図15を参照して、本変形例では、ワーク載置具20に、
図12中の基準ブロック31に替えて、基準ブロック36および基準ブロック37が設けられている。
【0085】
基準ブロック36は、Z軸方向に沿って延びる長尺形状を有する。基準ブロック36は、Z軸方向に延びるワーク載置具20(プレート材24)の端辺に沿って設けられている。基準ブロック37は、Y軸方向に沿って延びる長尺形状を有する。基準ブロック37は、Z軸方向に沿って延びるワーク載置具20(プレート材24)の端辺に沿って設けられている。
【0086】
このような構成において、
図11中のS103のステップ時、情報検出部41から基準ブロック36に向けてレーザ光を出射しながら、ワーク搬送部161を動作させることにより、レーザ光を基準ブロック36の長手方向(Z軸方向)および短手方向(Y軸方向)の各々に沿って走査する。これにより、基準ブロック36の長手方向における一方端36pおよび他方端36qの座標を検出する。また、情報検出部41から基準ブロック37に向けてレーザ光を出射しながら、ワーク搬送部161を動作させることにより、レーザ光を基準ブロック37の長手方向(Y軸方向)および短手方向(Z軸方向)の各々に沿って走査する。これにより、基準ブロック37の長手方向における一方端37pおよび他方端37qの座標を検出する。
【0087】
図11中のS104のステップ時、制御部52は、基準ブロック36の一方端36pおよび他方端36qの座標と、基準ブロック37の一方端37pおよび他方端37qの座標とから、ワーク載置具20におけるプレート材24の傾きを検出する。
【0088】
図16を参照して、本変形例では、ワーク載置具20に、
図12中の基準ブロック31に替えて、基準ブロック38が設けられている。
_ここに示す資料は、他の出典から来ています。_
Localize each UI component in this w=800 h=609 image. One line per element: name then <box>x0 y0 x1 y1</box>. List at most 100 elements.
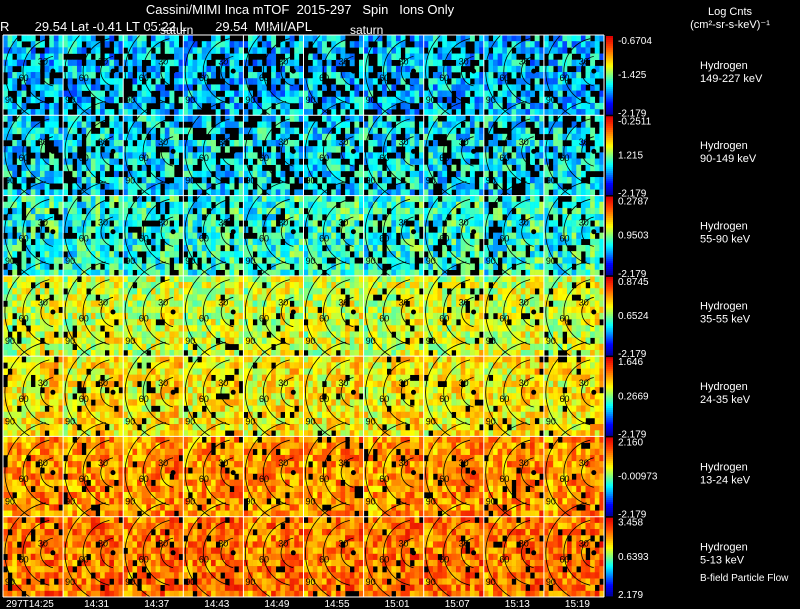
heatmap-cell <box>331 312 337 320</box>
heatmap-cell <box>409 189 415 196</box>
heatmap-cell <box>53 41 59 48</box>
heatmap-cell <box>534 47 540 54</box>
heatmap-cell <box>113 96 119 104</box>
heatmap-cell <box>349 90 355 98</box>
heatmap-cell <box>437 90 443 98</box>
heatmap-cell <box>261 325 267 332</box>
heatmap-cell <box>211 288 216 295</box>
heatmap-cell <box>391 232 397 240</box>
heatmap-cell <box>553 189 559 196</box>
heatmap-cell <box>132 47 138 54</box>
heatmap-cell <box>391 226 397 233</box>
heatmap-cell <box>211 294 216 301</box>
heatmap-cell <box>39 263 45 270</box>
heatmap-cell <box>469 238 475 246</box>
heatmap-cell <box>280 189 286 196</box>
heatmap-cell <box>150 115 156 122</box>
heatmap-cell <box>354 127 360 135</box>
heatmap-cell <box>234 90 240 98</box>
heatmap-cell <box>261 84 267 91</box>
heatmap-cell <box>81 127 87 135</box>
heatmap-cell <box>137 325 142 332</box>
heatmap-cell <box>594 158 600 165</box>
heatmap-cell <box>289 90 295 98</box>
heatmap-cell <box>76 294 82 301</box>
heatmap-cell <box>150 84 156 91</box>
heatmap-cell <box>211 47 216 54</box>
heatmap-cell <box>391 244 397 252</box>
heatmap-cell <box>90 35 96 42</box>
heatmap-cell <box>12 220 18 227</box>
heatmap-cell <box>414 139 420 147</box>
heatmap-cell <box>127 306 133 314</box>
heatmap-cell <box>44 189 50 196</box>
heatmap-cell <box>303 109 309 116</box>
heatmap-cell <box>67 275 73 283</box>
heatmap-cell <box>234 72 240 79</box>
heatmap-cell <box>414 96 420 104</box>
heatmap-cell <box>372 158 378 165</box>
heatmap-cell <box>465 164 471 172</box>
heatmap-cell <box>335 306 341 314</box>
heatmap-cell <box>280 84 286 91</box>
heatmap-cell <box>326 226 332 233</box>
heatmap-cell <box>562 251 568 258</box>
heatmap-cell <box>137 257 142 264</box>
heatmap-cell <box>81 96 87 104</box>
contour-label: 90 <box>125 176 135 186</box>
planet-marker <box>290 148 296 154</box>
heatmap-cell <box>21 337 27 345</box>
heatmap-cell <box>590 207 596 215</box>
contour-label: 60 <box>199 73 209 83</box>
heatmap-cell <box>428 189 434 196</box>
heatmap-cell <box>26 195 32 203</box>
heatmap-cell <box>215 84 221 91</box>
heatmap-cell <box>266 96 272 104</box>
planet-marker <box>230 148 236 154</box>
heatmap-cell <box>294 72 300 79</box>
heatmap-cell <box>137 53 142 61</box>
heatmap-cell <box>474 121 480 128</box>
heatmap-cell <box>590 269 596 277</box>
heatmap-cell <box>271 257 277 264</box>
heatmap-cell <box>72 65 78 73</box>
heatmap-cell <box>104 183 110 190</box>
heatmap-cell <box>349 257 355 264</box>
heatmap-cell <box>67 35 73 42</box>
heatmap-cell <box>520 238 526 246</box>
heatmap-cell <box>224 121 230 128</box>
heatmap-cell <box>488 238 494 246</box>
heatmap-cell <box>174 232 179 240</box>
heatmap-cell <box>382 47 388 54</box>
heatmap-cell <box>428 41 434 48</box>
heatmap-cell <box>132 294 138 301</box>
heatmap-cell <box>174 349 179 357</box>
heatmap-cell <box>326 300 332 308</box>
heatmap-cell <box>252 220 258 227</box>
heatmap-cell <box>469 170 475 178</box>
heatmap-cell <box>590 78 596 85</box>
heatmap-cell <box>460 183 466 190</box>
heatmap-cell <box>132 201 138 209</box>
heatmap-cell <box>349 183 355 190</box>
heatmap-cell <box>488 189 494 196</box>
heatmap-cell <box>132 84 138 91</box>
heatmap-cell <box>243 189 249 196</box>
heatmap-cell <box>308 319 314 326</box>
heatmap-cell <box>335 207 341 215</box>
heatmap-cell <box>414 195 420 203</box>
heatmap-cell <box>187 139 193 147</box>
heatmap-cell <box>113 170 119 178</box>
heatmap-cell <box>326 220 332 227</box>
heatmap-cell <box>321 115 327 122</box>
heatmap-cell <box>234 53 240 61</box>
contour-label: 30 <box>519 137 529 147</box>
heatmap-cell <box>141 84 147 91</box>
heatmap-cell <box>446 121 452 128</box>
heatmap-cell <box>248 306 253 314</box>
heatmap-cell <box>127 133 133 141</box>
heatmap-cell <box>72 201 78 209</box>
heatmap-cell <box>252 201 258 209</box>
heatmap-cell <box>30 312 36 320</box>
heatmap-cell <box>252 78 258 85</box>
基準ブロック38は、
図15中の基準ブロック36と基準ブロック37とが、ワーク載置具20(プレート材24)の角部で繋がった形状を有する。
【0089】
本変形例においても、レーザ光を、基準ブロック36の部分と基準ブロック37の部分とに、Y軸方向およびZ軸方向に沿って走査することにより、ワーク載置具20におけるプレート材24の傾きを検出する。
【0090】
このように、プレート材24の傾きを検出するに際しては、必ずしも3つの基準ブロックが必要ではなく、2つの基準ブロック36,37を用いてもよいし、1つの基準ブロック38を用いてもよい。また、4つ以上の基準ブロックを用いて、プレート材24の傾きを検出してもよい。
【0091】
なお、本実施の形態では、基準ブロックをワーク載置具20のうちのプレート材24に設ける場合を説明したが、基準ブロックをワーク載置具20のうちのトレイ21に設けてもよい。
【0092】
また、本発明における基準物体は、上記の立体である基準ブロックに限定されず、たとえば、シート状のミラーであってよい。基準物体を立体である基準ブロックとした場合、基準物体の耐久性を向上させることができる。基準物体をシート状のミラーとした場合、基準物体の設置場所の自由度を上げることができる。
【0093】
本発明におけるワーク情報認識システムは、工作機械に限られず、たとえば、ワーク測定装置やワーク洗浄装置などの各種のワーク処理装置に適用されてもよい。
【0094】
今回開示された実施の形態はすべての点で例示であって制限的なものではないと考えられるべきである。本発明の範囲は上記した説明ではなくて特許請求の範囲によって示され、特許請求の範囲と均等の意味および範囲内でのすべての変更が含まれることが意図される。